E le persone a rischio dovrebbero fare un richiamo in autunno nonostante questo moderato effetto protettivo? «Sì, assolutamente, e preferibilmente in concomitanza con la vaccinazione antinfluenzale», risponde lo specialista. «Con queste due vaccinazioni di richiamo poco prima della stagione virale la protezione immunitaria può essere aumentata a sufficienza per alcuni mesi, in modo da ridurre significativamente il rischio di malattie più gravi e di ricoveri ospedalieri nelle persone a rischio. Se riusciamo a raggiungere questo obiettivo nel prossimo inverno non solo aiuteremo i pazienti stessi, ma anche gli ospedali e forse anche i premi delle nostra cassa malati».

«L'equilibrio tra i benefici e i rischi della vaccinazione Covid si è modificato nel corso della pandemia», sostiene Karrer. «Nel frattempo, quasi tutti in Svizzera hanno acquisito una solida immunità di base al Covid grazie alle vaccinazioni efficaci e alle infezioni successive. Tra i giovani senza fattori di rischio, le malattie gravi sono quindi diventate estremamente rare. Il beneficio aggiuntivo di un richiamo sarebbe quindi modesto, ad eccezione di una possibile riduzione del rischio per quanto riguarda il «long Covid». Gli effetti collaterali non pericolosi, come febbre, mal di testa o dolori articolari, che si verificano più frequentemente poco dopo la vaccinazione mRNA rispetto a quella antinfluenzale, hanno quindi un peso maggiore. E poi ci sono stati i rari ma ancora rilevanti casi di infiammazione del muscolo cardiaco nei giovani uomini, soprattutto dopo la seconda dose. Anche questo influisce sulla raccomandazione di vaccinazione».
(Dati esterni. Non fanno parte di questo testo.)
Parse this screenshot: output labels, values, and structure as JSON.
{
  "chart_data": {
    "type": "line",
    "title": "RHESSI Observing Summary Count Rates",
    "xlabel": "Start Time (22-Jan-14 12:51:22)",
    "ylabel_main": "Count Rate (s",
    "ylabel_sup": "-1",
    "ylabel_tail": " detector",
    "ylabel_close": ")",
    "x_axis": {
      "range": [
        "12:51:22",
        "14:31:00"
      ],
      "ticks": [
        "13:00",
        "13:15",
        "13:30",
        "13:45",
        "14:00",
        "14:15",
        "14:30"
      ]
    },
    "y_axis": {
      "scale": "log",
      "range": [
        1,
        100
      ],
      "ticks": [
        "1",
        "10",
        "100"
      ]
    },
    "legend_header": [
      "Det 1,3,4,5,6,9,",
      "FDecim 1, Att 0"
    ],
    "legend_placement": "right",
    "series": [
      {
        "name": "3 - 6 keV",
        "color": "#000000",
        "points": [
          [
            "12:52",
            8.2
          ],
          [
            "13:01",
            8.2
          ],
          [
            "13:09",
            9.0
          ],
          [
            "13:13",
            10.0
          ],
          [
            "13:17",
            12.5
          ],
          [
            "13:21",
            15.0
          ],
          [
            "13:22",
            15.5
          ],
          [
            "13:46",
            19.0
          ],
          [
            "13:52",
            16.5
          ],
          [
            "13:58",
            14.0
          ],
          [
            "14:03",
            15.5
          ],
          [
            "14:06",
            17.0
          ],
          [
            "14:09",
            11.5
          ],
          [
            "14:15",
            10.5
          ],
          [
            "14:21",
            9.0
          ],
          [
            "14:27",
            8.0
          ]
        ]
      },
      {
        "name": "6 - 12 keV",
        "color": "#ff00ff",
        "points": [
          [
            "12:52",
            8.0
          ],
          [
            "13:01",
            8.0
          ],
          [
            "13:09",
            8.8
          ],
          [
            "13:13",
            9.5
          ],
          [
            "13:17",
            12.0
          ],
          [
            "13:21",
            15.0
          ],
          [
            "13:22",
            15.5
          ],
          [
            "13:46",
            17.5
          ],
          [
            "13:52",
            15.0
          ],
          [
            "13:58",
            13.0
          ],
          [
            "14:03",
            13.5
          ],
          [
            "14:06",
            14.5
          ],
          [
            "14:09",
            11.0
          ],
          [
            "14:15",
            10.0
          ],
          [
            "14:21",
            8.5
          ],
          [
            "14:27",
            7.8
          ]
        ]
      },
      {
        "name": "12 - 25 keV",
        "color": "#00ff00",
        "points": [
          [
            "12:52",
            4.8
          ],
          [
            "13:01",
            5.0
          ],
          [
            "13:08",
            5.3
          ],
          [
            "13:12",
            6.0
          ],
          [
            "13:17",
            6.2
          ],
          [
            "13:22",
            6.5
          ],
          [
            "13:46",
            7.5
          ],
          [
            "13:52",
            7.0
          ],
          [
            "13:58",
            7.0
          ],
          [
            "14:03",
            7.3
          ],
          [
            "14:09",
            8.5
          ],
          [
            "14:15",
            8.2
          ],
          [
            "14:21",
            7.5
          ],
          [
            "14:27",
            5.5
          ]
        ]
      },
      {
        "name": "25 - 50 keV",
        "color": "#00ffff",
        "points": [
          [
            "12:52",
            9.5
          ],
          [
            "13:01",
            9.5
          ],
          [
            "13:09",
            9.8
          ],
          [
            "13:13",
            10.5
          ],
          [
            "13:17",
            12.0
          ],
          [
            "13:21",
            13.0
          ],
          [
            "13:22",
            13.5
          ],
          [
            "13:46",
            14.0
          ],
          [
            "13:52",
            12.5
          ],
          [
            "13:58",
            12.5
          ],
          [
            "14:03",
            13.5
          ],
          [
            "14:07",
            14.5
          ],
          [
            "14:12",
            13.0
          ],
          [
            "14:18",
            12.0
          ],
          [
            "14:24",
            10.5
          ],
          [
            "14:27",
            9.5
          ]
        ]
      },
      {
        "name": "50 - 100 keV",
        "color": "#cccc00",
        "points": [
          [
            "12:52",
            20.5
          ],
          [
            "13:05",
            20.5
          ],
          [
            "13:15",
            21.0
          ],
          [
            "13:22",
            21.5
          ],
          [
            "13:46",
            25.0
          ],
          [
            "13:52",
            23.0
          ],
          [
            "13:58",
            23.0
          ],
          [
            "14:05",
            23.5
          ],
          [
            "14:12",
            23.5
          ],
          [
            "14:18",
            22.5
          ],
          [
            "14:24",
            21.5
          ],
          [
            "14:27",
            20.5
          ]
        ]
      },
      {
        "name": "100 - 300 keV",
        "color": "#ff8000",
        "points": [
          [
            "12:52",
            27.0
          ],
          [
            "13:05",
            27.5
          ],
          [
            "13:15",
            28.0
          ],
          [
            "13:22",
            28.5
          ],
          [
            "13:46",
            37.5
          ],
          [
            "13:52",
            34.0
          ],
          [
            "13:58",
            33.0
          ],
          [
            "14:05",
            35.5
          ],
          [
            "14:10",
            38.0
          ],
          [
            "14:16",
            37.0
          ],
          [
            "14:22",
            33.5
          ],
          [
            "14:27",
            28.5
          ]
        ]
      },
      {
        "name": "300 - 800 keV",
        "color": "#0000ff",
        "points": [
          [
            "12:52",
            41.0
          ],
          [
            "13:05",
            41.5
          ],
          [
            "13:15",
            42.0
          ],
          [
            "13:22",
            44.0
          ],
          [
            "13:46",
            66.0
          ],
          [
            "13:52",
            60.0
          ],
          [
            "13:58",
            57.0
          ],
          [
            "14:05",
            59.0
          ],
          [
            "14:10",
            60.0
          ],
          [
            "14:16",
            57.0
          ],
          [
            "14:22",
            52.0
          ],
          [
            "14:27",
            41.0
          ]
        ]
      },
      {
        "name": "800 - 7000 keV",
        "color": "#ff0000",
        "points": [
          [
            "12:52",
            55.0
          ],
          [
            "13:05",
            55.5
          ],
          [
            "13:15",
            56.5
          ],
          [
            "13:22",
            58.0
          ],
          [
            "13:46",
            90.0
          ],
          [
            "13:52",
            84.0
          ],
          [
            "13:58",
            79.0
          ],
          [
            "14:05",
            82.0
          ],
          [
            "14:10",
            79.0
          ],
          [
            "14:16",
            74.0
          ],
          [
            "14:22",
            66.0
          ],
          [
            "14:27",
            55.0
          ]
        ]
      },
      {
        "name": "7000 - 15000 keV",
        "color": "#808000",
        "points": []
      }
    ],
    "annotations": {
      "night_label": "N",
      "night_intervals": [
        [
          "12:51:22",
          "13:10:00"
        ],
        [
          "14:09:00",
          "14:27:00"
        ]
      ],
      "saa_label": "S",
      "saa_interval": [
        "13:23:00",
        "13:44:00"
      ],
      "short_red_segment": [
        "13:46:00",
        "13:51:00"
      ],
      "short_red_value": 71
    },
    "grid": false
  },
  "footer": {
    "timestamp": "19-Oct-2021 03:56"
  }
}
«Credo sia giusto concentrarsi su coloro che sono particolarmente vulnerabili», prosegue l'intervistato. «Per gli altri, dipende davvero. Io stesso non ho mai avuto problemi dopo una vaccinazione mRNA e mi farò vaccinare, soprattutto perché ho a che fare quotidianamente con persone vulnerabili. Ma capisco le persone che non fanno più la vaccinazione contro il Covid perché sono già state a letto per tre giorni per questo motivo. Tuttavia, mi sarebbe piaciuto che le raccomandazioni per gli operatori sanitari fossero congruenti: ora abbiamo una raccomandazione per l'influenza, ma nessuna raccomandazione ufficiale per il Covid. Questo rende ancora più difficile raggiungere un tasso di vaccinazione adeguato in ospedale».

«Non mi aspetto che più del 75% della popolazione venga infettato in un breve periodo di tempo, come è successo nell'inverno del 2022: ma ritengo che il coronavirus abbia ancora il potenziale per provocare un'ondata grave in cui il 20-30% della popolazione potrebbe essere infettato», argomenta il medico.
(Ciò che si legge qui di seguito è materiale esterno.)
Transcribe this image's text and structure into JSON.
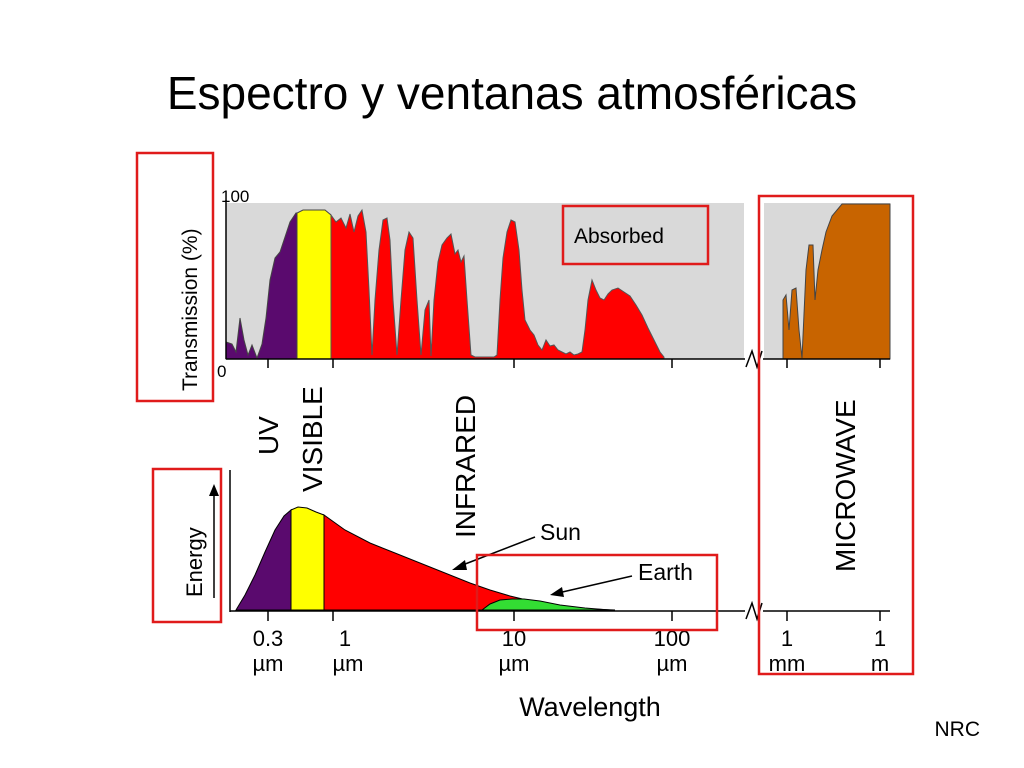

«Ciò si manifesterà negli ospedali, nelle case di cura e negli ambulatori dei medici di base. Con il Covid non mi sorprenderebbe se iniziasse già a novembre o dicembre; di solito l'influenza inizia intorno a Capodanno e raggiunge il picco durante le vacanze sciistiche. Spero che quest'anno non ci sia un'ondata simile di virus respiratorio sinciziale (RSV): l'anno scorso ha mandato in tilt gli ospedali pediatrici di tutta la Svizzera».

Bisognerà reintrodurre l'obbligo della mascherine nelle case di cura? «Negli ospedali e nelle case per anziani ci sono molte persone per le quali un'infezione virale può avere conseguenze fatali: abbiamo la responsabilità di proteggerle nel miglior modo possibile», sottolinea Karrer.

«Questi virus si trasmettono attraverso l'aria. Le vaccinazioni non sono in grado di prevenirli a sufficienza, le mascherine e una buona ventilazione sono più efficaci». A suo avviso la mascherina è uno strumento da utilizzare in modo mirato, a seconda della circolazione del virus, delle condizioni locali dell'istituto e della vulnerabilità delle persone assistite. «In oncologia e nell'assistenza a lungo termine, possono avere senso altre misure rispetto alla clinica pediatrica», conclude il medico.